L'été ayant fait son œuvre, c'est l'heure de la rentrée littéraire, avec son cortège de favoris, ses tendances, et son déchainement des attaché(e)s de presse. Ainsi trouve-t-on en première ligne l'inévitable Amélie Nothomb (avec cette année Tant mieux, un roman sur sa mère), Emmanuel Carrère (avec Kolkhoze, un récit autour de sa mère), mais aussi Raphaël Enthoven (avec un livre L'Albatros à propos de sa mère), Régis Jauffret (Maman, ça parle de sa mère) ou Justine Lévy, qui n'est pas qu'une fille à papa puisque elle évoque sa mère dans Au grand jamais... La liste n'est pas exhaustive. Quant au bilan, selon les critiques qui disent avoir lu ces titres, il va de touchant à pleurnichard.

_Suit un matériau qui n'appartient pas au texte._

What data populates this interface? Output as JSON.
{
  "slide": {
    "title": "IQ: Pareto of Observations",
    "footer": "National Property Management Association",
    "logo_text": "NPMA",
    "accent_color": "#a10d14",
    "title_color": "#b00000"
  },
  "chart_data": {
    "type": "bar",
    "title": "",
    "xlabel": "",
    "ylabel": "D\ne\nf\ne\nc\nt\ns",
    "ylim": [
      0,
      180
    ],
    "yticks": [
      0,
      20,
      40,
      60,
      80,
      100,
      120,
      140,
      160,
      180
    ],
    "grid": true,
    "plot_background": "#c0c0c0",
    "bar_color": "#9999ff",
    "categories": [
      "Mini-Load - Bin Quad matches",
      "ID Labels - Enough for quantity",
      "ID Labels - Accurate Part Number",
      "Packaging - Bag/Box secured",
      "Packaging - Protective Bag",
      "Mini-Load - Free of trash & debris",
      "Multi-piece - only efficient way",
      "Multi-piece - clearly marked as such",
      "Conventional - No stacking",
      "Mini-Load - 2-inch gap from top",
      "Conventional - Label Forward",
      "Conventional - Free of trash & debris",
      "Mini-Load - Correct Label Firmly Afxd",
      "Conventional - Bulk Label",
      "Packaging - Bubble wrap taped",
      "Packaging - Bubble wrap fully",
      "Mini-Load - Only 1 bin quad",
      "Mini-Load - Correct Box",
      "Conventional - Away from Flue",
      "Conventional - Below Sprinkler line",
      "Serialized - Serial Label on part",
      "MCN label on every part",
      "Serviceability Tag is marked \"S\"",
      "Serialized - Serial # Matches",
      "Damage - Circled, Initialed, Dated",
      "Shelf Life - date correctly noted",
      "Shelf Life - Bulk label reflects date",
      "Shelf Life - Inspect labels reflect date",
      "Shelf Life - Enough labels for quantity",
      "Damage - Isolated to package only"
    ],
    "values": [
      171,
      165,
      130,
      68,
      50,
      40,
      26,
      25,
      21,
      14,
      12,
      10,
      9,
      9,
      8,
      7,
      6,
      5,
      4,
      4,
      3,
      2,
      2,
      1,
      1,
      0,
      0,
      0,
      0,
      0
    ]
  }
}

J'en déduis que l'espionnage industriel fonctionne bien du côté de Saint-Germain des Près, ou que le marketing littéraire tourne à plein régime. Il y a quelques décennies, le personnage de la mère était la star des cabinets psy. Puis l'évolution de l'idée de maternité et le néo-féminisme ambiant ont contribué à détourner le regard et à enfumer l'introspection, et l'expression contemporaine des névroses classiques a fait passer la mode. Mais la destruction d'un thermomètre n'ayant jamais fait baisser la moindre fièvre ou guéri la moindre maladie, le refoulé semble revenir aujourd'hui sous des formes plus hystérisées.
Alors certes, même littérairement le sujet est inépuisable et la veine pourrait durer, jusqu'à ce que notre marketing du livre capte un nouveau filon porteur. Mais d'ici là, néanmoins, n'est pas Romain Gary qui veut.